We can consequently make a definition of THINGS by saying they are what is thought. Things are made of thought. Even if you cannot understand this fully now, keep it by you and as you grow older its truth will be more and more clear. It will be luminous. Luminous is just the word, for it comes from a word in another language and means light. Now the better you understand things the more light you have about them. And out of this you can understand how well ignorance has been compared with darkness. Hence, from the poem, the building, the painting, the statue, and from commoner things we can learn, as it was said in a previous Talk, that music is stored-up thought told in beautiful tones.
Now let us heed the valuable part of all this. If poems, statues, and all other beautiful things are made out of stored-up thought (and commoner things are, too), we ought to be able, by studying the things, to tell what kind of a person it was who thought them; or, in other words, who made them. It is true, we can. We can tell all the person’s thought, so far as his art and principal work are concerned. Nearly all his life is displayed in the works he makes. We can tell the nature of the man, the amount of study he has done, but best of all we can tell his meaning. The face tells all its past history to one who knows how to look.[25] His intentions are everywhere as plain as can be in what he does.
Thus you see there is more in a person’s work than what we see at the first glance. There are reflections in it as plain as those in a mountain lake. And as the mountain lake reflects only what is above it, so the work of the musician, of the artist, of any one in fact, reflects those thoughts which forever hover above the others. Thoughts of good, thoughts of evil, thoughts of generosity, thoughts of selfish vanity, these, and every other kind, are so strongly reflected in the work we do that they are often more plainly seen than the work itself. And with the works of a great artist before us we may find out not only what he did and what he knew, but what he felt and even what he did not want to say.
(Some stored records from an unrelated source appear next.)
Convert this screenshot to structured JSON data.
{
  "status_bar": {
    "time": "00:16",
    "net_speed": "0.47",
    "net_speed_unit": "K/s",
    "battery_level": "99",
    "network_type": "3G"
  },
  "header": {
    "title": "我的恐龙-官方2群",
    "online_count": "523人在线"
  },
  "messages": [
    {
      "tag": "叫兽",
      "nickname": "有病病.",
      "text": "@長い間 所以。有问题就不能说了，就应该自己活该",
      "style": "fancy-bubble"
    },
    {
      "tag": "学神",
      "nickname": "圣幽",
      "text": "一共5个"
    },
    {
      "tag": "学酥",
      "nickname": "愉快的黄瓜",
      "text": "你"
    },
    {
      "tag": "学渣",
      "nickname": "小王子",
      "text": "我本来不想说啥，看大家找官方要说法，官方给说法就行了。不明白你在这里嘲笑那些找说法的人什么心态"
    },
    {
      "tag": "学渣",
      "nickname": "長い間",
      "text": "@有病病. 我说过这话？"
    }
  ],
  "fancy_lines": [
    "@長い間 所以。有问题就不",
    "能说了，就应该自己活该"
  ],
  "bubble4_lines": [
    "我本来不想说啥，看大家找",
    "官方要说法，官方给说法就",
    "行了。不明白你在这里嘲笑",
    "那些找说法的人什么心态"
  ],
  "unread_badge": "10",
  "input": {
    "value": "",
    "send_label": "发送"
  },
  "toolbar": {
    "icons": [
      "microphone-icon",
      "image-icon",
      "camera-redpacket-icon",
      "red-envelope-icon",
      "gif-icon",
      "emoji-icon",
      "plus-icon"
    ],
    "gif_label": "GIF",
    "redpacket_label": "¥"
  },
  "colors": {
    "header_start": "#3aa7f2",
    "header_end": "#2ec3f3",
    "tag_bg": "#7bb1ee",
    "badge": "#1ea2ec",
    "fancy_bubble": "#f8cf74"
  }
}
We now know what music-thinking is. Also, we see why the young musician needs to learn to think music. Really, he is not a musician until he can think correctly in tone. And further than this, when we have some understanding of music-thought we not only think about what we play and hear, but we begin to inquire what story it tells and what meaning it should convey. We begin to seek in music for the thought and intention of the composer, and, little by little, even before we know it, we begin to seek out what kind of mind and heart the composer had. We begin really to study his character from the works he has left us.
We have now taken the first really intelligent step toward knowing for ourselves something about common and classic music. Later on, as our ability increases, this will be of great value to us. We begin to see, bit by bit, what the author intended. That is the real test of it all. We do not want to find mere jingle in music, we want music that says something. Even a very young child knows that “eenty meenty meiny moe” is not real sense, though it is a pleasant string of sounds to say in a game.